Exact Sample Conditioned MSE Performance of the Bayesian MMSE Estimator for Classification Error—Part I: Representation

Abstract

In recent years, biomedicine has been faced with difficult high-throughput small-sample classification problems. In such settings, classifier error estimation becomes a critical issue because training and testing must be done on the same data. A recently proposed error estimator places the problem in a signal estimation framework in the presence of uncertainty, permitting a rigorous solution optimal in a minimum-mean-square error sense. The uncertainty in this model is relative to the parameters of the feature-label distributions, resulting in a Bayesian approach to error estimation.

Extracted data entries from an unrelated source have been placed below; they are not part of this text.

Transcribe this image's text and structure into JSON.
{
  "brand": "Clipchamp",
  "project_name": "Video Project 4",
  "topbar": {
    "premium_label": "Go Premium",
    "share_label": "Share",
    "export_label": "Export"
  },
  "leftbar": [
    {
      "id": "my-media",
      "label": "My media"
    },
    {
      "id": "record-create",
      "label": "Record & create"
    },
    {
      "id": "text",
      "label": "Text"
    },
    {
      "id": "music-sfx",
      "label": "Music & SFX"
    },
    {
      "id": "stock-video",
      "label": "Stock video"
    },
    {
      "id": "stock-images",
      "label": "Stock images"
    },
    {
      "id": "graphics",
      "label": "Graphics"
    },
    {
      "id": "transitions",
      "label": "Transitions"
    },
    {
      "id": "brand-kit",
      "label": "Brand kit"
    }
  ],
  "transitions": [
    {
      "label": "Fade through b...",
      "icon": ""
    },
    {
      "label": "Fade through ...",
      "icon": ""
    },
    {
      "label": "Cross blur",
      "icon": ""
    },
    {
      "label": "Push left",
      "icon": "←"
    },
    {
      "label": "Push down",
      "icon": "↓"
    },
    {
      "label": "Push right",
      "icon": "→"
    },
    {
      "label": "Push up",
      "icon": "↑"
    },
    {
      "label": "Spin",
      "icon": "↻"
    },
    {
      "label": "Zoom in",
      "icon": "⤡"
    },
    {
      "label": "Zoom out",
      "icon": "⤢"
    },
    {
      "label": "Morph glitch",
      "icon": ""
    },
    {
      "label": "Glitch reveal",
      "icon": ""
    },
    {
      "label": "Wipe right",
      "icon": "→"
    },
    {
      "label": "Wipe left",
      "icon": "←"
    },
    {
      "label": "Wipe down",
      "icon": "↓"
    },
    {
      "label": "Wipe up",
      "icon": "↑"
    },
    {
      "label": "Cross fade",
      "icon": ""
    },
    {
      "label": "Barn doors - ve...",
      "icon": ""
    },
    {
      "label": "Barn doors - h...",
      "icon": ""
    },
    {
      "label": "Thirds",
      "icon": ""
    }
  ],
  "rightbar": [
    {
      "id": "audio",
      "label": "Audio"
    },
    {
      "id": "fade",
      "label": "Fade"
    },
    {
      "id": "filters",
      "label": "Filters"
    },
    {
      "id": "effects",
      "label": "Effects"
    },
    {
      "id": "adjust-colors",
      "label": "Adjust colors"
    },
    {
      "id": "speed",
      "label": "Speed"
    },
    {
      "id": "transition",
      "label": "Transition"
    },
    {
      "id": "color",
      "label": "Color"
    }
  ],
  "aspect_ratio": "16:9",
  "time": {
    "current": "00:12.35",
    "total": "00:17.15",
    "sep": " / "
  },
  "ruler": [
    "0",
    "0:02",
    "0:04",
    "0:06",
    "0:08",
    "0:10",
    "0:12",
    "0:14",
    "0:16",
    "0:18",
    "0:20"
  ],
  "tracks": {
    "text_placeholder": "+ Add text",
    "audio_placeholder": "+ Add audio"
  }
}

Closed form solutions are available for two important problems: discrete classification with Dirichlet priors and linear classification of Gaussian distributions with normal-inverse-Wishart priors. In this work, Part I of a two-part study, we introduce the theoretical mean-square-error (MSE) conditioned on the observed sample of any estimate of the classifier error, including the Bayesian error estimator, for both Bayesian models. Thus, Bayesian error estimation has a unique advantage in that its mathematical framework naturally gives rise to a practical expected measure of performance given an observed sample. In Part II of the study we examine consistency of the error estimator, demonstrate various MSE properties, and apply the conditional MSE to censored sampling.